Smith's first volume of poetry, the self-illustrated A Good Time Was Had By All, was published in 1937 and established her as a poet. Soon her poems were found in periodicals. Her style was often very dark; her characters were perpetually saying "goodbye" to their friends or welcoming death. At the same time her work has an eerie levity and can be very funny though it is neither light nor whimsical. "Stevie Smith often uses the word 'peculiar' and it is the best word to describe her effects" (Hermione Lee). She was never sentimental, undercutting any pathetic effects with the ruthless honesty of her humour.[4]
"A good time was had by all" - the title of Smith's first collection - itself became a catch phrase, still occasionally used to this day. Smith said she got the phrase from parish magazines, where descriptions of church picnics often included this phrase.[8] This saying has become so familiar that it is recognised even by those who are unaware of its origin. Variations appear in pop culture, including "Being for the Benefit of Mr. Kite!" by the Beatles.
Though her poems were remarkably consistent in tone and quality throughout her life, their subject matter changed over time, with less of the outrageous wit of her youth and more reflection on suffering, faith and the end of life. Her best-known poem is "Not Waving but Drowning". She was awarded the Cholmondeley Award for Poets in 1966 and won the Queen's Gold Medal for poetry in 1969.[6] She published nine volumes of poems in her lifetime (three more were released posthumously).[9]
As an occasional work, Smith wrote the text of the coffee-table book Cats in Colour (1959), for which she wrote a humorous series of captions to photographs imagining the inner lives of cats.[10][11][12]
Smith's poems have been the focus of writers and critics around the world.
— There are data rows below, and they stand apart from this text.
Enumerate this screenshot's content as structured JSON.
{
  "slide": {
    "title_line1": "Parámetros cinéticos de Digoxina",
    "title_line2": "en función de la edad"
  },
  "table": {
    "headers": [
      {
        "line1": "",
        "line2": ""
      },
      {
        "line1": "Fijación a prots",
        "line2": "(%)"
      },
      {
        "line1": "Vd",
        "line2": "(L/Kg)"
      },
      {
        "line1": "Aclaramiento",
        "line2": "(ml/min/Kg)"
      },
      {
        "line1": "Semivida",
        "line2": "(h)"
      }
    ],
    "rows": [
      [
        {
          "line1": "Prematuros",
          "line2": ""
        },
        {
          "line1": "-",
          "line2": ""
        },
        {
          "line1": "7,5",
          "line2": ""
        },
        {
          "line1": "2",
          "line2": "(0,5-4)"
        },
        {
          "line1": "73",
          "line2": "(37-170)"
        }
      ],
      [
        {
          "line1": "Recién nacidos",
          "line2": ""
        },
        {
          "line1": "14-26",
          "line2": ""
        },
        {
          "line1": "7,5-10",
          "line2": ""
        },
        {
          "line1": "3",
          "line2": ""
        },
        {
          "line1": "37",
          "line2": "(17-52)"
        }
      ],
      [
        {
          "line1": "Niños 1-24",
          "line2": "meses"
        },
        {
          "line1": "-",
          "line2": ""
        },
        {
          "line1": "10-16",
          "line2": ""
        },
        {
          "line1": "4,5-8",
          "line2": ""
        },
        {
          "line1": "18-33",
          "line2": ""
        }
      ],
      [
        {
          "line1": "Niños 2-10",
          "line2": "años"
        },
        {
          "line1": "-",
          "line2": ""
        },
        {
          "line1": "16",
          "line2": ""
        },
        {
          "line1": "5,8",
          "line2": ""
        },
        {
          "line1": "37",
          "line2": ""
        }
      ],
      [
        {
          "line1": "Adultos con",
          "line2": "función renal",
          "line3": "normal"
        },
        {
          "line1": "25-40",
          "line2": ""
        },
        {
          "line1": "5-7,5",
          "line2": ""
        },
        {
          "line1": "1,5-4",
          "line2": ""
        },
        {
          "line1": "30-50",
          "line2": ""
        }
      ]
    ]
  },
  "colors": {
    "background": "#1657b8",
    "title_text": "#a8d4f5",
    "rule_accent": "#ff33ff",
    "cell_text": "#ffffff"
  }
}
James Antoniou writes in The Australian that her 'apparent innocence masks such fierce complexities, such ambition and startling originality, that many people baulk at her work', while Michael Dirda affirms in The Washington Post that, 'certainly, an outward charm is part of Smith's aesthetic strategy, though there’s nothing naive or whimsical beneath her surface.'[13][14] Carol Rumens writes in The Guardian that Smith 'skewered formality, though formally deft, and challenged, with a Victorian school marm's brisk tartness, the lingering shades of late-Victorian social hypocrisy.'[15]
In 2023, newly declassified UK government files revealed that Smith was considered as a candidate to be the new Poet Laureate of the United Kingdom in 1967 following the death of John Masefield. She was rejected after appointments secretary John Hewitt consulted with Dame Helen Gardner, the Merton Professor of English at the University of Oxford (who stated that Smith "wrote 'little girl poetry' about herself mostly") and Geoffrey Handley-Taylor, chair of The Poetry Society (who stated that Smith was "unstable").[16]